The year Rahm Emanuel took office, 2011, was also the year Johnson, then a Chicago Public Schools teacher, became an organizer with the Chicago Teachers Union.

In 2012, Johnson helped organize a massive teachers’ strike. In 2013, Mayor Emanuel closed 53 CPS schools — mainly on the South and West sides.

I included those last two lines from the news story because it saves me an enormous amount of time in explaining the real dynamic here, for those unfamiliar with Brandon Johnson’s political origins and motivations The twin formative crucibles of Brandon Johnson’s political worldview have demonstrably been his work lobbying for the CTU during the ’10s and his Black Lives Matters activist turn in the wake of the George Floyd riots. In both lines of work he fine-tuned his instincts as a spendthrift eager for scapegoats.
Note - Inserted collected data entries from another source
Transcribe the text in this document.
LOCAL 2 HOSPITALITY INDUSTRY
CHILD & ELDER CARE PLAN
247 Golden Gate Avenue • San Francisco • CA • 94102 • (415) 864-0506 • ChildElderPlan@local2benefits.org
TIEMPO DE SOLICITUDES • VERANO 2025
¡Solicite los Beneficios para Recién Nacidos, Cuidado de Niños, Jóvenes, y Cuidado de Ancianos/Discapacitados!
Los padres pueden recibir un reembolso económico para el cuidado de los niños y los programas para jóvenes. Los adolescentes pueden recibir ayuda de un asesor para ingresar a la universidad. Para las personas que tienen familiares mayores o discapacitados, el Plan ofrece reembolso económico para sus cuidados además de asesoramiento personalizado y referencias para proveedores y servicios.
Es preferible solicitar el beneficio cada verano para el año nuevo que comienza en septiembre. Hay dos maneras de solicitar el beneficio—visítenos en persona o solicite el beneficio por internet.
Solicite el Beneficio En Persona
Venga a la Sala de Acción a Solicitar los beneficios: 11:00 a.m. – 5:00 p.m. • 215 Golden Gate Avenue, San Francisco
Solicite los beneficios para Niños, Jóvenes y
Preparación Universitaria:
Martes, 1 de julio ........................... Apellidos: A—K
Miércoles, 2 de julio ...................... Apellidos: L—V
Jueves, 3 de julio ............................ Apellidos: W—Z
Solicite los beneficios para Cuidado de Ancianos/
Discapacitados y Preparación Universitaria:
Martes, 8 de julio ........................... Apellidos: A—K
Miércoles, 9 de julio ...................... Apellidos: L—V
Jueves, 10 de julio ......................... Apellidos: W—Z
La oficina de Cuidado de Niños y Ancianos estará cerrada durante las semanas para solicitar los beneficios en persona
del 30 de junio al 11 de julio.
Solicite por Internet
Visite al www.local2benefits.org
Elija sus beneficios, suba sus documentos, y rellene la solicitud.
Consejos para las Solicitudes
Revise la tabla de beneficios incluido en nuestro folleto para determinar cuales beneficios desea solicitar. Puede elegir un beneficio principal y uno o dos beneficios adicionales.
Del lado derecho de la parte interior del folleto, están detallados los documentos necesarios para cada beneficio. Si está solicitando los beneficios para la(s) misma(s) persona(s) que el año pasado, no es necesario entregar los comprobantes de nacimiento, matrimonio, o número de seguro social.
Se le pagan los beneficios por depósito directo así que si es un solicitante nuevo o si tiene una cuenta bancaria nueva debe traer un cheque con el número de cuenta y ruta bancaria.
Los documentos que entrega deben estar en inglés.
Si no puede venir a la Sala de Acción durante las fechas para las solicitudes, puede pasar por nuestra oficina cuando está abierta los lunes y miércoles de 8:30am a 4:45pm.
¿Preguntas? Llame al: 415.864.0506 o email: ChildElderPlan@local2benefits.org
Rahm Emanuel is an easy enough target for a man like Johnson, and not merely because he organized a labor strike against Emanuel. It is because, even though absence tends to make the heart grow fonder, Emanuel is still an immensely controversial figure in Chicago. By remarkable chance, the first piece I ever wrote for National Review as a freelance essay nearly a decade ago was a story about the Laquan McDonald shooting and cover-up that destroyed Rahm Emanuel’s second mayoral term almost immediately after he had won reelection and laid the groundwork for two successive failed mayorships. Emanuel left office wildly unpopular, and it’s equally important to realize that he was already toxically unpopular — so much so that when he won his reelection against a joke candidate (Chuy Garcia) it was, until then, at least, the tensest race in Chicago mayoral history. No race had been forced into a runoff since the new system was installed in 1999. (Tellingly, the next two races in 2019 and 2023 would be even narrower.)

Emanuel is not the answer, and Johnson singles him out for particular disdain because he remains easy enough to villainize: The man had his chance, and the only person interested in Rahm Emanuel’s return to Chicago politics is Rahm Emanuel. Our bumbling fool of a mayor, however, knows that whatever financial shortfalls and challenges his administration may face, it’s reliably someone else’s fault — whether the damage was done half a decade or half a century ago.